Friday, October 23, 2009

Disconnect the Cable, Please


It’s late Friday morning in late October, and Tom Cable is still the head coach of the Oakland Raiders. Somebody please explain why.

Never mind, for the moment, that in an investigation that somehow stretched out for nearly three months, Cable was spared of assault charges by police in Napa, Calif., where the Raiders’ UFC camp … er, training camp hosted some sort of incident in August that left assistant coach Randy Hanson with a broken jaw.

Also, never mind that the Raiders’ rock-solid grip on laughingstock-of-professional-sports honors is being loosened this week only because of the slapstick routine that the Redskins franchise has become – and because the Raiders managed to win a game last week.

Just chew on this: something that began with Cable and ended with one of his assistants going to the ER, took place back in August, was unveiled in grisly detail soon afterward, and has since made Cable, the Raiders organization and the entire NFL the butt of constant jokes all across football-loving America. And despite the decision not to press charges – and when you see why, you’ll wonder if the mob was ever this efficient at altering the memories of witnesses – the Raiders and Cable are going to get clowned over this not just the rest of the season, but whenever the low points of the late stages of the Al Davis regime are discussed.

Yet for embarrassing the legendary Raider logo and smearing mud on the NFL’s so-called shield – the one everyone always talks about protecting – neither the Raiders nor the NFL have seen fit so far to even scold him or wag an accusatory finger in his face, much less slap him down with a severe punishment of any kind.

Like firing him. Or suspending him. Or fining him. Or dressing him down in public and making him look and feel as small as his actions are making the Raiders and the NFL look.

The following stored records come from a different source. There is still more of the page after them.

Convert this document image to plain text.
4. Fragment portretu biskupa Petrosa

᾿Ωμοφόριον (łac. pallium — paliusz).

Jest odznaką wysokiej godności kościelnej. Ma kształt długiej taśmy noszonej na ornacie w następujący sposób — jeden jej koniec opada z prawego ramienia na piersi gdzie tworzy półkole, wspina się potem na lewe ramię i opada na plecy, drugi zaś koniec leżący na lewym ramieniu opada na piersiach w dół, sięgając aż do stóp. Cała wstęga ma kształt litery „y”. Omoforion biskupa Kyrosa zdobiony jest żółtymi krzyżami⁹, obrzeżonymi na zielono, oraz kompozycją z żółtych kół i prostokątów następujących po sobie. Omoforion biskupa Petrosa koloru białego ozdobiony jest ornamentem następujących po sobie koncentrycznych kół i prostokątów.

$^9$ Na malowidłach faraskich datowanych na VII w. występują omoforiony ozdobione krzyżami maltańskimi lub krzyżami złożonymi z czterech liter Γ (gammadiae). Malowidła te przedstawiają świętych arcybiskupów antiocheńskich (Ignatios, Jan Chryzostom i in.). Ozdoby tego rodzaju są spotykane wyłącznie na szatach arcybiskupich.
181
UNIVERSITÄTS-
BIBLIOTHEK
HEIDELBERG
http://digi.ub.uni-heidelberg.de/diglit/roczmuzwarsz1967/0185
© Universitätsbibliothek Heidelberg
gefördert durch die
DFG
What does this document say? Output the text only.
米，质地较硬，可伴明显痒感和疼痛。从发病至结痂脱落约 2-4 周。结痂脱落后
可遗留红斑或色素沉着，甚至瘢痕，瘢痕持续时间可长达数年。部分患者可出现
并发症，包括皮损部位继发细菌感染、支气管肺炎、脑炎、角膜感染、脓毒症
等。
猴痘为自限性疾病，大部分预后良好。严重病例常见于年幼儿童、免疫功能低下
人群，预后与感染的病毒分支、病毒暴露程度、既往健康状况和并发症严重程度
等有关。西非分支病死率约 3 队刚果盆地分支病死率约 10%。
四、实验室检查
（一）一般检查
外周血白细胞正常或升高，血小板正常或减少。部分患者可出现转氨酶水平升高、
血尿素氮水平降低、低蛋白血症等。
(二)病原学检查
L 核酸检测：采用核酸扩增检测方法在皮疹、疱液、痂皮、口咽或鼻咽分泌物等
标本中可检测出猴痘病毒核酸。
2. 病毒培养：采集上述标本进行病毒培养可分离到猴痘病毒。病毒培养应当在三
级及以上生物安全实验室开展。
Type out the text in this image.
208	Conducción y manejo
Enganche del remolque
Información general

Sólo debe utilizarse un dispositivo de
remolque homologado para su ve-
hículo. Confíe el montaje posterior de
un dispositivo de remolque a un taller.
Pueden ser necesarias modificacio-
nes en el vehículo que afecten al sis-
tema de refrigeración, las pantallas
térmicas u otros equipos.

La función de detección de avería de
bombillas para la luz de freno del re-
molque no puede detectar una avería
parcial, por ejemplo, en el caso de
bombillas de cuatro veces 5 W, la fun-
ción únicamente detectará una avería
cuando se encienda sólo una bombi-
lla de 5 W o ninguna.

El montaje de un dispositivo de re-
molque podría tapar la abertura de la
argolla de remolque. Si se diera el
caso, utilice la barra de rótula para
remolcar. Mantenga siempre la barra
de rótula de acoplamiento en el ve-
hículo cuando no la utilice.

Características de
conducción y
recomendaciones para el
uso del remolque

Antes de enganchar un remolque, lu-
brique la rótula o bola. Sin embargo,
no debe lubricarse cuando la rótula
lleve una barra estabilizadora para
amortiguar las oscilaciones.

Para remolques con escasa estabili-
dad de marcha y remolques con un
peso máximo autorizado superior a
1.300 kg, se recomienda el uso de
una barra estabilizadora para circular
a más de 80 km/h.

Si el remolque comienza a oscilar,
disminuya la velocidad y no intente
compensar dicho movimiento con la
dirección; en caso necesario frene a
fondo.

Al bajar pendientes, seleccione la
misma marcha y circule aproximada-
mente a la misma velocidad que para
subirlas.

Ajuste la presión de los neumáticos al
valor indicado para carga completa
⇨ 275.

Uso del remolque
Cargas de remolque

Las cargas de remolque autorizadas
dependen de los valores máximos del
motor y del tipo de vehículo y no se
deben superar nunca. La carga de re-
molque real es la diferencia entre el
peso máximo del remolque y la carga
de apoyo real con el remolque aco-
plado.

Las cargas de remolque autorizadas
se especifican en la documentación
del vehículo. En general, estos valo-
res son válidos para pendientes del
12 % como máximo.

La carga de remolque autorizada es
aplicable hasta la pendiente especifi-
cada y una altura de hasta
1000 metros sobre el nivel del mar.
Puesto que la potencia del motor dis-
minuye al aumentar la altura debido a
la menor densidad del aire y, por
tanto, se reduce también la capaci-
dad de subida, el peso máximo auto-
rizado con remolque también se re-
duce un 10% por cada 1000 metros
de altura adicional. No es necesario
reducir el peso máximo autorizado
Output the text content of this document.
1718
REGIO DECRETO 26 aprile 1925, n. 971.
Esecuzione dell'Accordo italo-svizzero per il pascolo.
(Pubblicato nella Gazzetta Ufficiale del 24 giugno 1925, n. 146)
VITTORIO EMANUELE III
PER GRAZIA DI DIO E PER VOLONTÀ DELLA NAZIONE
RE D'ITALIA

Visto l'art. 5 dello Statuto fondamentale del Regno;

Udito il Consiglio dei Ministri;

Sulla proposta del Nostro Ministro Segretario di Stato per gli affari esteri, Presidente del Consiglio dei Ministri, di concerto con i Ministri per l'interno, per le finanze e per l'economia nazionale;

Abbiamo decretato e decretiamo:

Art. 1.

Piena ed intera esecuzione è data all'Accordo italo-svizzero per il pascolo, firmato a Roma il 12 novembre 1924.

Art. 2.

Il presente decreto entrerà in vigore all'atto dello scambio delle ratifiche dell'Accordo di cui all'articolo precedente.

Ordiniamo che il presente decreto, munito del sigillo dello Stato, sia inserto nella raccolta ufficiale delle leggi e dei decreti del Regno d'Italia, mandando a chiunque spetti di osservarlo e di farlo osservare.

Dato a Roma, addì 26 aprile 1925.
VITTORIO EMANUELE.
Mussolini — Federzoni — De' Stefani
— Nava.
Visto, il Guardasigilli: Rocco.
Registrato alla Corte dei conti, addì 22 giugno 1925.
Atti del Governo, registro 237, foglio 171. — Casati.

Because you don’t have to be Johnnie Cochran to grasp that, despite the lack of charges being filed, Cable caused Hanson’s injury. The police’s final report may not have put Cable before a judge, but the picture it painted was pretty damning: a raging coach out of control, having to be separated from the target of his wrath, causing the comically-implausible series of events that landed Hanson on the ground in pain, then grabbing and screaming at the injured man on the floor beneath him.

Yes, the final report is a first cousin to the classic I-didn’t-punch-my-wife-she-walked-into-a-door acquittal. Believe if it you want, don’t if you don’t, but that’s what the cops say and they’re sticking to it. And they based their report on the witnesses on hand, and since this took place in a Raiders’ coaches meeting, you can decide for yourself who figured out where their proverbial bread was buttered.

This all makes Cable look like a lunatic, his assistants look like toadies and the Raiders look like bullies. The fact that the Raiders continue to employ him furthers the perception that the only thing that puts head coaches’ jobs in jeopardy out there is standing up to the owner (where have you gone, Jon Gruden and Lane Kiffin?).

And the NFL, which is still “monitoring’’ the situation? Every minute that goes by without Cable being suspended screams “double standard.’’ The idea that Plaxico Burress shooting himself in the leg sullies the image of the league more than one of its 32 head coaches starting a near-melee in a coaches meeting and leaving one assistant’s jaws and teeth cracked – exactly what “image’’ is it trying to project, much less protect?

If you’re trying to erase the perception of a league supposedly full of thugs, criminals and street punks, and you let Cable stay around, get paid and control the livelihoods of 50-odd players, a dozen or so assistants and all the others under his watch, then what perception are you really trying to control?

To the average fan, does being left alone in a room with, and saying the wrong thing to, Burress or Michael Vick or Adam Jones or Tank Johnson or Chris Henry terrify you more than if it was Tom Cable?

Which brings us back to the original question. If the answer is “yes’’ … somebody please explain why.